Das könnte problematisch werden, denn der kostenintensivere Einsatz des Bio-Herbizids würde sich auch bei den Lebensmittelpreisen bemerkbar machen. Verbraucher sind aber laut Umfragen oft eher nicht gewillt, mehr Geld für ihre Nahrung auszugeben.

Zulassung bisher nur in Italien, Frankreich und Österreich

Außerdem fehlen derzeit Systeme für die großflächige Anwendung und vielerorts auch die Zulassung für das Pflanzenschutzmittel, die nur mit sehr viel Aufwand und Geduld zu bekommen ist.

Eine Genehmigung gibt es bisher nur für den Einsatz auf Kartoffeläckern sowie im Wein- und Obstanbau und auf öffentlichen Grünflächen in Frankreich, Italien und Österreich.

Investitionen seien nach eigener Aussage der Chemikerin Bastioli schwer zu bekommen, solange in der EU keine verlässlichen Regeln zum Umgang mit Glyphosat existieren. Trotzdem will das Unternehmen weiter forschen, damit am Ende der Glyphosat-Zulassung sinnvolle Alternativen zum direkten Einsatz bereitstehen würden.

Glyphosatfreie Landwirtschaft geht auch umweltfreundlich und günstig

Gerade was die finanzielle Lage der Landwirte betrifft, ist Glyphosat eine komfortable sowie preisgünstige Lösung in Sachen Unkrautbekämpfung. Viele Betriebe proklamieren deshalb, sie könnten sich den Totalverzicht des Pflanzenschutzmittels und die damit einhergehenden Ernteeinbußen nicht leisten.

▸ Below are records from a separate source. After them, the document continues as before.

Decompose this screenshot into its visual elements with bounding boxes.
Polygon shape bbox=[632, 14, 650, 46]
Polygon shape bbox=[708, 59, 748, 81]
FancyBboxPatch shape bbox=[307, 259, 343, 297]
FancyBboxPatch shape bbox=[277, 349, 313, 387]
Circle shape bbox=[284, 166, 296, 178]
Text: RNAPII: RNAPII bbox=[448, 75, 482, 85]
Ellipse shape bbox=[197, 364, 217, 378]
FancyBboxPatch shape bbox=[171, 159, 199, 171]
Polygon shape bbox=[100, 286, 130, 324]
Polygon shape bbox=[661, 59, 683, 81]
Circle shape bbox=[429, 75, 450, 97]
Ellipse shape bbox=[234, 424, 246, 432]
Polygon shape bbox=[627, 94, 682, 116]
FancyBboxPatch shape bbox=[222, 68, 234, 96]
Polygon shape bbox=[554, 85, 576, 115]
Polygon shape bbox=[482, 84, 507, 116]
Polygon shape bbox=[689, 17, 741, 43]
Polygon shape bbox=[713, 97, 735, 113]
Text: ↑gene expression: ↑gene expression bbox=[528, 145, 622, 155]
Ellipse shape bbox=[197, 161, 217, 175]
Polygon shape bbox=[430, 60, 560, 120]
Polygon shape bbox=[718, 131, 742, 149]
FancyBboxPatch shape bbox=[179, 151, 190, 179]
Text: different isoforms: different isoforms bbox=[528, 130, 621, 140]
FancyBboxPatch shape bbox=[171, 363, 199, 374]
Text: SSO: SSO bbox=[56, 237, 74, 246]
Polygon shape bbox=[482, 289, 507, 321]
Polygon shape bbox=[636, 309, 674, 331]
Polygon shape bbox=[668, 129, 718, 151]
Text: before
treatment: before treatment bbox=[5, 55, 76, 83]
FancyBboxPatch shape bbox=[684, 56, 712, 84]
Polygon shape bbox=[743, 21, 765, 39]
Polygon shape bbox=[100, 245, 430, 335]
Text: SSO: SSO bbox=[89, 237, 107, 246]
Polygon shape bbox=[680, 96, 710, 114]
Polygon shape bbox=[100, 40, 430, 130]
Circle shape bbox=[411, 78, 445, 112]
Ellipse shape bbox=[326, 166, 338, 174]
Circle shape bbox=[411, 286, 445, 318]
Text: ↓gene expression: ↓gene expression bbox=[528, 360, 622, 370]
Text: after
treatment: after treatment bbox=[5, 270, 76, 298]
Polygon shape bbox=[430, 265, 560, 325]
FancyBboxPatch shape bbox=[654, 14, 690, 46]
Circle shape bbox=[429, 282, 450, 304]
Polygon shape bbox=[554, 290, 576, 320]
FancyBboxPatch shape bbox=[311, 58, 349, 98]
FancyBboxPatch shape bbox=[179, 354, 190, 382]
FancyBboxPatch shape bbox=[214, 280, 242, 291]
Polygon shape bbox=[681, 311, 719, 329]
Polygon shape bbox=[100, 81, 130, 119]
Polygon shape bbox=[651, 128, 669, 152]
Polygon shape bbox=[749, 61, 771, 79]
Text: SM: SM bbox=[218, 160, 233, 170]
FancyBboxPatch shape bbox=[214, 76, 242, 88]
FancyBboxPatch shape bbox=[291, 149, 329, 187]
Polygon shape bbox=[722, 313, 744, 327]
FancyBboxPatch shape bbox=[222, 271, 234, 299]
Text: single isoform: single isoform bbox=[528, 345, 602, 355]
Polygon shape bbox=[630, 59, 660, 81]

Die „Deutsche Landwirtschaftsgesellschaft“ kann die wirtschaftlichen Zwänge, die die Bauern für den Einsatz von Glyphosat oft anbringen jedoch relativieren: Mit der richtigen Kombination aus erweiterten Fruchtfolgen, passenden Sorten, einem günstigen Zeitpunkt für die Aussaat, mechanischer Bodenbearbeitung und einem sehr gezielten Einsatz von Pflanzenschutzmitteln, wie beispielsweise der Distel-Alternative, könne man oft mehr erreichen als über den Dauereinsatz von Glyphosat.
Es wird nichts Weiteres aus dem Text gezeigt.